Analistas do Ocidente debruçados sobre a invasão da Ucrânia pela Rússia têm recorrido a representações geopolíticas que relacionam o conflito a uma reação do presidente russo, Vladimir Putin, a movimentações dos EUA e da Europa. Para o antropólogo ucraniano Volodimir Artiukh, 36, pesquisador da Universidade Oxford (Reino Unido), essas considerações erram o alvo.

"O Ocidente, e em especial os americanos, enxergam tudo como reflexo do que ocorre nos EUA e na Europa", critica Artiukh, que é doutor em sociologia pela Universidade Centro-Europeia (CEU) e se dedica ao estudo de movimentos migratórios no mundo pós-soviético.

Homem passa por grafite do presidente russo Vladimir Putin em Sófia, na Bulgária - Nikolai Doitchinov - 15.mar.22/AFP

Para ele, o ataque russo "tem menos a ver com ameaças diretas da Otan e mais com a percepção de fraqueza dos principais poderes ocidentais, como EUA e Alemanha", que trocaram suas lideranças mais recentemente e estariam menos articulados.

Artiukh avalia que o avanço da Otan não serve como chave explicativa única para a guerra. Não só porque não havia sinal de que a Ucrânia seria aceita na aliança num futuro próximo, mas também porque o ataque de Putin está reforçando a presença militar no entorno da Rússia e a propensão de países neutros a cooperar com a Otan. "É o contrário do que um país com medo da Otan quer."

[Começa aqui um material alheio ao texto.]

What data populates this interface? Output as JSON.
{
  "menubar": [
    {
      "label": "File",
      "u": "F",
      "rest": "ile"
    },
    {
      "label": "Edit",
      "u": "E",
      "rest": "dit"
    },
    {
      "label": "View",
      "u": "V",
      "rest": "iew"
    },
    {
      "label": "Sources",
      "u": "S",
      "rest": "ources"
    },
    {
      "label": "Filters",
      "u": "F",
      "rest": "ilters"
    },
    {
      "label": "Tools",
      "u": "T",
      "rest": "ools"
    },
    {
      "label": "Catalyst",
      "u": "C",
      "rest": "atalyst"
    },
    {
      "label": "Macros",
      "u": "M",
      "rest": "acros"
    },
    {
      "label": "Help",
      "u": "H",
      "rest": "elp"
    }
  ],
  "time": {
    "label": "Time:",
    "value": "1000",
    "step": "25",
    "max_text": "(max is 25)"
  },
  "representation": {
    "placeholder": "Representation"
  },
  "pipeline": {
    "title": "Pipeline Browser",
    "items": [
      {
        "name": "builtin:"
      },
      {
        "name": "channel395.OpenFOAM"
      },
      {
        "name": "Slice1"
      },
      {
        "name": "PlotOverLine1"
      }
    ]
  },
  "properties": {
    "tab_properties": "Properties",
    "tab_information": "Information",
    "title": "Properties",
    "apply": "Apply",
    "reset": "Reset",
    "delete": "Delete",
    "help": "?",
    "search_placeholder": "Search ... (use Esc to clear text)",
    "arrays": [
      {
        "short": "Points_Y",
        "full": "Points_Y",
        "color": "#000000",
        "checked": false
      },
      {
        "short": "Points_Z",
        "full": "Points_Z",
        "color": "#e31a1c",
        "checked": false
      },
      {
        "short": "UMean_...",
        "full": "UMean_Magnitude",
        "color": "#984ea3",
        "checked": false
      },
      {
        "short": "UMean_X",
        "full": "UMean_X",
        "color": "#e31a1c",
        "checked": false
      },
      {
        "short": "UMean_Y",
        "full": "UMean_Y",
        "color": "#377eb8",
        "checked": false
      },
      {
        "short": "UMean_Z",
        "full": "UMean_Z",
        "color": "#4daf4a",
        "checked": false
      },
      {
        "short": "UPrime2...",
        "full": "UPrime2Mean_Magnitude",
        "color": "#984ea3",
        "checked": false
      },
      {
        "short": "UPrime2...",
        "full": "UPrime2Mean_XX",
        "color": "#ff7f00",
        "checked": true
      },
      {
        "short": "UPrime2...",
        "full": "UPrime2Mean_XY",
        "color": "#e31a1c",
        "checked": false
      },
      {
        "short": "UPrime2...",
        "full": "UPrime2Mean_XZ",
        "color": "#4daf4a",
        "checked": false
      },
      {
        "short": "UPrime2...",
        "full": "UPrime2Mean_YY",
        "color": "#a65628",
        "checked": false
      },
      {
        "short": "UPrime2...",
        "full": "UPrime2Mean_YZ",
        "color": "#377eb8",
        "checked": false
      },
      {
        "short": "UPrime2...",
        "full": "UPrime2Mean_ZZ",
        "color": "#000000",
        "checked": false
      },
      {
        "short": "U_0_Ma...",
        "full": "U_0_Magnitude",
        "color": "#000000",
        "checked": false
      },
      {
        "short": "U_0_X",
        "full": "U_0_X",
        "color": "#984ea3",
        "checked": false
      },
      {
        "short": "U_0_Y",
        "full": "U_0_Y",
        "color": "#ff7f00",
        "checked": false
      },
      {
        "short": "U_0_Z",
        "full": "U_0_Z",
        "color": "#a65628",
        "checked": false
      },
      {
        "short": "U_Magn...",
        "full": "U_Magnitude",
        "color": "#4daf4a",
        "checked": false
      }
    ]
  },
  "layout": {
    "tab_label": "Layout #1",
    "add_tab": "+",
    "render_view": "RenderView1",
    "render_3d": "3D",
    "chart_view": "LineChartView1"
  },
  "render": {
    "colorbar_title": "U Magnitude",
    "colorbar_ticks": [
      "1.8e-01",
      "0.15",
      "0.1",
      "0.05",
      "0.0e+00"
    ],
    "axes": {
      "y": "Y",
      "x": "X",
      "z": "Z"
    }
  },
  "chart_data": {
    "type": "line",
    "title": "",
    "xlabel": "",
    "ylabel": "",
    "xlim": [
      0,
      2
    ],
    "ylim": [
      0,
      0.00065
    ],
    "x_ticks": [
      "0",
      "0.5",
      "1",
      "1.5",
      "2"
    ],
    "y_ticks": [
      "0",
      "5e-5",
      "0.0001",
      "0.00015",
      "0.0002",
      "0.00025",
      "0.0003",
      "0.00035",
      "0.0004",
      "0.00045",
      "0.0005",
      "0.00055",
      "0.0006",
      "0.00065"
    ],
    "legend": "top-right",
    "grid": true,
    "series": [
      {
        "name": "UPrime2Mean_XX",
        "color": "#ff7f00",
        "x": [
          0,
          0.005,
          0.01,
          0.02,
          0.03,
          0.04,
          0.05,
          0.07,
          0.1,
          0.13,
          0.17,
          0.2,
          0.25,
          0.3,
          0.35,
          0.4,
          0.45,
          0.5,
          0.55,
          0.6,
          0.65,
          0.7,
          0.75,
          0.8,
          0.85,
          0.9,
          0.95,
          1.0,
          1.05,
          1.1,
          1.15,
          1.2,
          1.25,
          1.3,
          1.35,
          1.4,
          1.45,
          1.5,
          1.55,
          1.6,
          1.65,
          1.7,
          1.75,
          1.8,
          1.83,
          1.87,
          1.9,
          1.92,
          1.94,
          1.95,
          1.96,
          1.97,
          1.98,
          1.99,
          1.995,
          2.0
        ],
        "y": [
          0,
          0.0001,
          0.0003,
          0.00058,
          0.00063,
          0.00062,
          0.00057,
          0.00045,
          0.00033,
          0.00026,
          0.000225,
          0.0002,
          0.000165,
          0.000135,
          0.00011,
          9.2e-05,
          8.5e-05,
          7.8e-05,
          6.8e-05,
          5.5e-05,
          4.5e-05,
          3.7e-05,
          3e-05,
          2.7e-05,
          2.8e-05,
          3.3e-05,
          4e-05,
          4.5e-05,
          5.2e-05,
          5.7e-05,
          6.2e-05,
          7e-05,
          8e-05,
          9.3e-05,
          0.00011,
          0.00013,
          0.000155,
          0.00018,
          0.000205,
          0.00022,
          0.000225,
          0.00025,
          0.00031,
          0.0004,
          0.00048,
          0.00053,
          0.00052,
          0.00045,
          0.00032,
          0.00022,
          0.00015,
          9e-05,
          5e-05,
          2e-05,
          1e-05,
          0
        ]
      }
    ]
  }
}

O pesquisador avalia ser possível uma escalada de violência antes de qualquer desfecho e não descarta a possibilidade do uso de armas nucleares. Ele defende ainda que Europa e EUA ofereçam ajuda humanitária "pelo menos na mesma proporção com que fornecem armamentos de guerra".

A família de Artiukh está presa na Ucrânia. "Eles não conseguiram escapar", lamenta. "Tenho me dedicado a analisar o conflito também para me manter emocionalmente distante disso. É muito difícil."

A expansão da Otan tem sido, para muitos, a chave explicativa da guerra. Quais são os limites dessa análise? A história da Otan remonta ao cenário global do final da Segunda Guerra e é anterior à queda do regime soviético. Ou seja, a Otan já existia antes da própria Rússia moderna, e as relações entre a organização e o Estado russo já somam 30 anos.

A maior parte da expansão da Otan ocorreu depois dos anos 2000, já durante o mandato de Putin. E os primeiros movimentos dessa expansão não ensejaram nenhuma resposta violenta da Rússia. Nos anos recentes, não houve expansão significativa da Otan. E a Ucrânia não estava, sob nenhum ponto de vista, perto de se tornar um Estado-membro. Todas as lideranças políticas expressam claramente: a Ucrânia não será admitida na Otan num futuro próximo. Então, é claro que essa expansão contribuiu para aumentar a tensão na região, mas não foi uma causa imediata para a deflagração do conflito.

Quais foram essas causas, então? O interesse russo em controlar a política externa e interna dos Estados vizinhos. E, como a Ucrânia é o maior desses vizinhos na Europa, a Rússia quer controlá-la. Primeiro, tentou fazer isso indiretamente, de 1991 até 2014. Quando essas tentativas falharam, primeiro os russos investiram numa guerra proxy [instigada pela Rússia, mas da qual não tomou parte] e, agora, chegaram a uma intervenção direta.

Tudo se resume ao fracasso do soft power russo na Ucrânia e à inabilidade russa de usar instrumentos econômicos, o que forçou o país ao poder militar e à violência. O ataque russo tem menos a ver com ameaças diretas da Otan e mais com a percepção de fraqueza dos principais poderes Ocidentais, como os EUA e a Alemanha.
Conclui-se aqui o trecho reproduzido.